Select Recent Publications

[Columbia Udall Principal Investigators are in BOLD]

Chen X, Rzhetskaya M, Kareva T, Bland R, During MJ, Tank AW, Kholodilov N, Burke RE. Antiapoptotic and trophic effects of dominant-negative forms of dual leucine zipper kinase in dopamine neurons of the substantia nigra in vivo.  J Neurosci 2008;28:672-680.

LiY, LiuW, OoTF, WangL, TangY, Jackson-LewisV, ZhouC, GeghmanK, BogdanovM, PrzedborskiS, BealMF, BurkeRE, LiC.  Mutant hR1441G LRRK2 BAC transgenic mice recapitulate cardinal features of Parkinson’s Disease.  Nature Neuroscience 2009;12:826-828.

Malagelada C, Ryu EJ, Biswas SC, Jackson-Lewis V, Greene LA. RTP801 is elevated in Parkinson brain substantia nigral neurons and mediates death in cellular models of Parkinson's disease by a mechanism involving mammalian target of rapamycin inactivation.  J Neurosci 2006;26:9996-10005.

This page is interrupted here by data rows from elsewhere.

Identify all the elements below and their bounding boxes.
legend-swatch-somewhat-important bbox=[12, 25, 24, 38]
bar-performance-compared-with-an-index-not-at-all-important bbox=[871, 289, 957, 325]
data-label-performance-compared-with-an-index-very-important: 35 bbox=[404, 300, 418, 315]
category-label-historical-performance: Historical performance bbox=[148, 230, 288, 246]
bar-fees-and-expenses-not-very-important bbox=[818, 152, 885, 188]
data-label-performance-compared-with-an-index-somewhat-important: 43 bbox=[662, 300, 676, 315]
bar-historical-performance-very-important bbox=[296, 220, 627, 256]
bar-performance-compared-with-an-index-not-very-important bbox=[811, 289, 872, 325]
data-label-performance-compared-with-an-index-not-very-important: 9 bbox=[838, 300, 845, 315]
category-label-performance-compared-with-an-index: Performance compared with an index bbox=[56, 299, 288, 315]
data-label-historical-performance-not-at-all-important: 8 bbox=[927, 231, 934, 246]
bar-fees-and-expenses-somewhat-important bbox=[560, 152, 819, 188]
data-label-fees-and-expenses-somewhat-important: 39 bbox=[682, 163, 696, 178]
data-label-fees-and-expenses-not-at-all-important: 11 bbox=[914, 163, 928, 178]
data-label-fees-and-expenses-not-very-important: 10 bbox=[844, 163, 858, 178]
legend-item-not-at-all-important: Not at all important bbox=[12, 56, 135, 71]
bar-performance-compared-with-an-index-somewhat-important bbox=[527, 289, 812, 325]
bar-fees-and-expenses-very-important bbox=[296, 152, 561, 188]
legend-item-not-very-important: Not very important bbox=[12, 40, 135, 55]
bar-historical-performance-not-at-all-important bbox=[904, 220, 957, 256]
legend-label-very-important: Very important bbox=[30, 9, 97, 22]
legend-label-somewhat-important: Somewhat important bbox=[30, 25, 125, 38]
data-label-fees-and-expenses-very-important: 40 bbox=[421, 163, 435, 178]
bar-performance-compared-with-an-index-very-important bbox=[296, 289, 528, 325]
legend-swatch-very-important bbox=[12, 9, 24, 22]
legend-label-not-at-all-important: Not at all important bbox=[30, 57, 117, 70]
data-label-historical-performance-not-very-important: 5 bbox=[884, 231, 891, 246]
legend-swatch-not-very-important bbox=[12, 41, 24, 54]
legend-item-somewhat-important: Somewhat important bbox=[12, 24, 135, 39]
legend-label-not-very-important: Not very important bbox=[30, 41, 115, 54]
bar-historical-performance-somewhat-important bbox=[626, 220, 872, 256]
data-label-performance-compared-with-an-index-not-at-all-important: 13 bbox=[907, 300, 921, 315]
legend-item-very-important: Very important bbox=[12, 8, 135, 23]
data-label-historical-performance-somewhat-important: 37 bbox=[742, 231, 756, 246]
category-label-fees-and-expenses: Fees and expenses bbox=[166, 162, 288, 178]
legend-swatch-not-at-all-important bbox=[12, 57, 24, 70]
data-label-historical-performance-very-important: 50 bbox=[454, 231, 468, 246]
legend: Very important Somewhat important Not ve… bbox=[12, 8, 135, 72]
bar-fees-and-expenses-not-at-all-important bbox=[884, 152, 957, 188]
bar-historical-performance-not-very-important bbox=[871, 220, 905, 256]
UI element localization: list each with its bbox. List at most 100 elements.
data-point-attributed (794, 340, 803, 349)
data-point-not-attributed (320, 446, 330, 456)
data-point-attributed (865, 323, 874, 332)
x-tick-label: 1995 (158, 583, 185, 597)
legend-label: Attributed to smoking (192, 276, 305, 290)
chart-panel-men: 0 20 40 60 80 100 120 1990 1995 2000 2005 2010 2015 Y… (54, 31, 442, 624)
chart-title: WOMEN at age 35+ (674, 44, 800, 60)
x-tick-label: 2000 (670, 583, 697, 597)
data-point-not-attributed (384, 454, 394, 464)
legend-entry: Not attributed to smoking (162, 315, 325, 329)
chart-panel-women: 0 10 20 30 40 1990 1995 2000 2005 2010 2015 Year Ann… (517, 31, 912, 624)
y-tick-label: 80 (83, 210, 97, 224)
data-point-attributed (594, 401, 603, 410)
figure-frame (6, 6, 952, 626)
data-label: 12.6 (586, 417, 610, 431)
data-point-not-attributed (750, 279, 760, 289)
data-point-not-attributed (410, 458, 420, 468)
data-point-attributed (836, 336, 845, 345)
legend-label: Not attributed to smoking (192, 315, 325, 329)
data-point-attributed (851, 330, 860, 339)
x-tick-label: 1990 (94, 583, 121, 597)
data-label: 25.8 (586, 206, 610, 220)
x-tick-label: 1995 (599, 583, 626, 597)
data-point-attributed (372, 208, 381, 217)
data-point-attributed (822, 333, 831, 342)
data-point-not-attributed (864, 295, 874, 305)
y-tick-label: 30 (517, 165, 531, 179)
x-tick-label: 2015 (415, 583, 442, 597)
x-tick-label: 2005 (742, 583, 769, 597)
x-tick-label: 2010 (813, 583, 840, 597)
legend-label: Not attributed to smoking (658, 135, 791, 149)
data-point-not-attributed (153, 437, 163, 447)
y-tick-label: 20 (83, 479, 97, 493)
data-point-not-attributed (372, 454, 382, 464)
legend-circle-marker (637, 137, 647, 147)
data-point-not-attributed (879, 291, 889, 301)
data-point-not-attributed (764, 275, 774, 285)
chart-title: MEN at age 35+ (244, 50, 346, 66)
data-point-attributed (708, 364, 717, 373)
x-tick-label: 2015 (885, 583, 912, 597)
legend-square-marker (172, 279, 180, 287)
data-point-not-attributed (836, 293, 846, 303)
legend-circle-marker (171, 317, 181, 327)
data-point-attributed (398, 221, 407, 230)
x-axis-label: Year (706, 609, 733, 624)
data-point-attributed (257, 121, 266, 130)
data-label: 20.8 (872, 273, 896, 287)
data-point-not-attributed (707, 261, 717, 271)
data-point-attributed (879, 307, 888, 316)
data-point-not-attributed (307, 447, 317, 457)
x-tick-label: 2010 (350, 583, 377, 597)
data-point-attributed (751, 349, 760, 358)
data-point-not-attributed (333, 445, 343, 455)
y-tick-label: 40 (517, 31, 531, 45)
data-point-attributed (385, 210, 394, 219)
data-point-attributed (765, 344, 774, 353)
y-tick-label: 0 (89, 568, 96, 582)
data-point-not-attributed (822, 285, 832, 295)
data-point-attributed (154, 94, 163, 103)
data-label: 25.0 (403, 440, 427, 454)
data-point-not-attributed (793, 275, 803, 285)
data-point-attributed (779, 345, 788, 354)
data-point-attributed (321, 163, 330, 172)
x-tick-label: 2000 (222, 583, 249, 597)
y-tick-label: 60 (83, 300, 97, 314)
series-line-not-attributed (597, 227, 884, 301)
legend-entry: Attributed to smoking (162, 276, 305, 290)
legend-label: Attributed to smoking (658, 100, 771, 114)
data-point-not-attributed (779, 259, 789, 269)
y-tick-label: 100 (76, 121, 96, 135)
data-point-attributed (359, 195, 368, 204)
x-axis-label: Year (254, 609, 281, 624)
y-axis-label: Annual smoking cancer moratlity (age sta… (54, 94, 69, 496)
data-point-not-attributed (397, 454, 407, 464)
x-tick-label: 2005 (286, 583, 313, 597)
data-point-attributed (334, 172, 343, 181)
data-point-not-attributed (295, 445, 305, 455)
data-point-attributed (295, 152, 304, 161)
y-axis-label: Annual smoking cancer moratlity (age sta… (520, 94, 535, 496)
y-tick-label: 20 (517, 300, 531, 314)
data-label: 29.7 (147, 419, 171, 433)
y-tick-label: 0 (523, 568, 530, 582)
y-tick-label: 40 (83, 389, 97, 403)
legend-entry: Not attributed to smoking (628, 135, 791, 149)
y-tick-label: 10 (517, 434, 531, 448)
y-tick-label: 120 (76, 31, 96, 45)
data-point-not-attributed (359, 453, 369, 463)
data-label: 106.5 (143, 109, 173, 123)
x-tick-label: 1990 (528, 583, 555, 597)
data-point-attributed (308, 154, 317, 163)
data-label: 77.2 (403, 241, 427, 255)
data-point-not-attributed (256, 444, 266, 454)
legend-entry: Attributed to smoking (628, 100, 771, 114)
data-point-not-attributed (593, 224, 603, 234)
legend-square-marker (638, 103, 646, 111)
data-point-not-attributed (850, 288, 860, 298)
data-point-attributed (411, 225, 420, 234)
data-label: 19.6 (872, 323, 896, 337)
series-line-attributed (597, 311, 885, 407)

Martinez-Vicente M, Talloczy Z, Kaushik S, Massey AC, Mazzulli J, Mosharov EV, Hodara R, Fredenburg R, Wu DC, Follenzi A, Dauer W, Przedborski S, Ischiropoulos H, Lansbury PT, Sulzer D, Cuervo AM. Dopamine-modified alpha-synuclein blocks chaperone-mediated autophagy.  J Clin Invest 2008;118:777-788.

 

Public Health Statement

Current therapies for PD treat only its symptoms, not its progression. The goal of our research is to use new knowledge about the mechanisms of neurodegeneration to develop therapies that will block disease progression. We use genetic and neurotoxin models to better understand these mechanisms. We realize that patients cannot wait for us to understand mechanisms completely before we try to develop new therapies. Therefore, we will also go forward with translational research to establish novel pharmacologic and gene therapies.